The lr_find method mentions that it uses the paper Cyclical Learning Rates for Training Neural Networks to find the optimal learning rate but, the actual purpose of the paper is to remove the need to guess any learning rate whatsoever.
Here is a quote from the abstract of the paper:
This paper describes a new method for setting the learning rate, named cyclical learning rates, which practically eliminates the need to experimentally find the best values and schedule for the global learning rates.
And according to lr_find, it uses this same paper to find the optimal learning rate.

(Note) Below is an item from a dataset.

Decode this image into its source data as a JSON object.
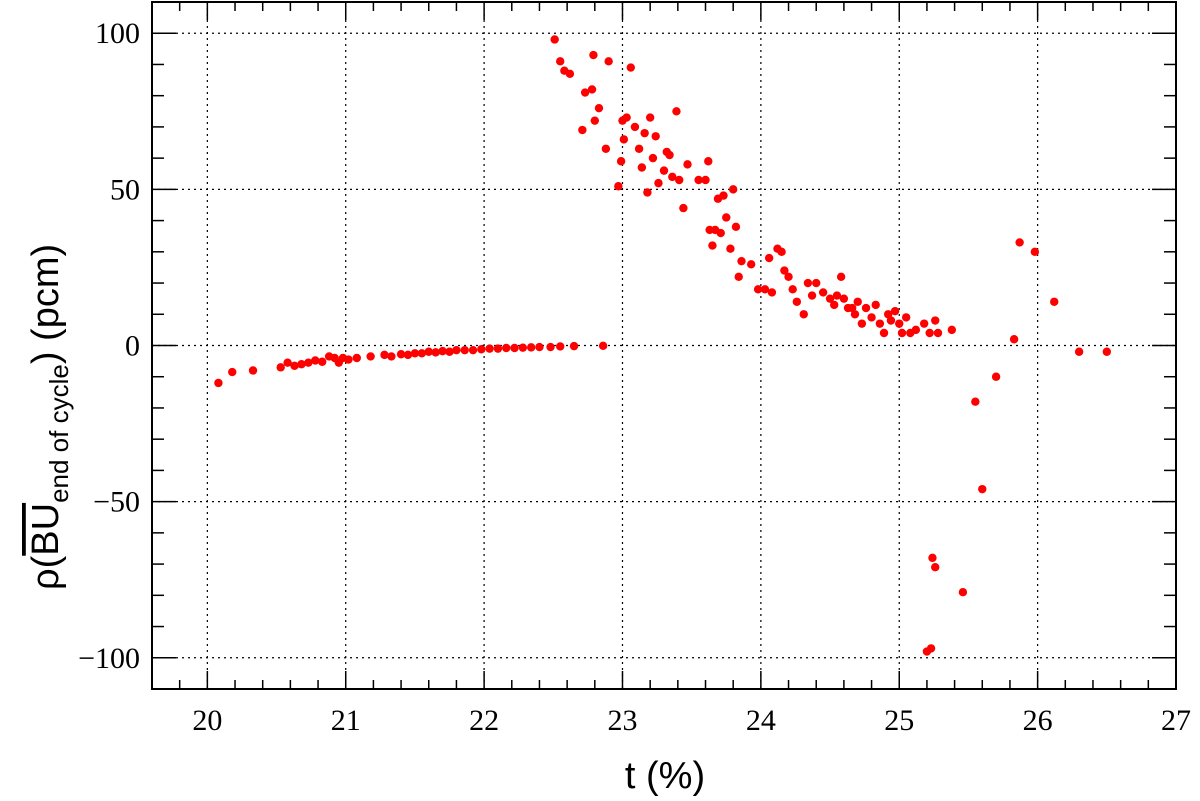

Also, cyclical learning rate is a scheduler to vary the learning rate during training rather than to find the optimal learning rate
before training the model.
The paper only describes mechanism to find this lr interval (max_lr and base_lr) but doesn’t mention anything about the optimal learning rate
. And for this, it uses the accuracy vs lr
plot rather than using the loss vs lr
to find the lr interval.
Here is the figure:
Also, like jeremy mentions, it doesn’t even use the steepest incline as the max_lr but actually recommends it as:
Next, plot the accuracy versus learning rate. Note the learning rate value when the accuracy starts to increase and when the accuracy slows, becomes ragged, or starts to fall. These two learning rates are good choices for bounds; that is, set base lr to the first value and set max lr to the latter value
It merely says to use the first lr that it finds as base_lr and then use the lr when the accuracy begins to become jagged as the max_lr.
It may just be that I don’t know much and as such I really can’t understand this paper or that maybe Jeremy misquoted the paper?
If anyone knows where the optimal learning rate
finder paper is, a little help would be greatly appreciated.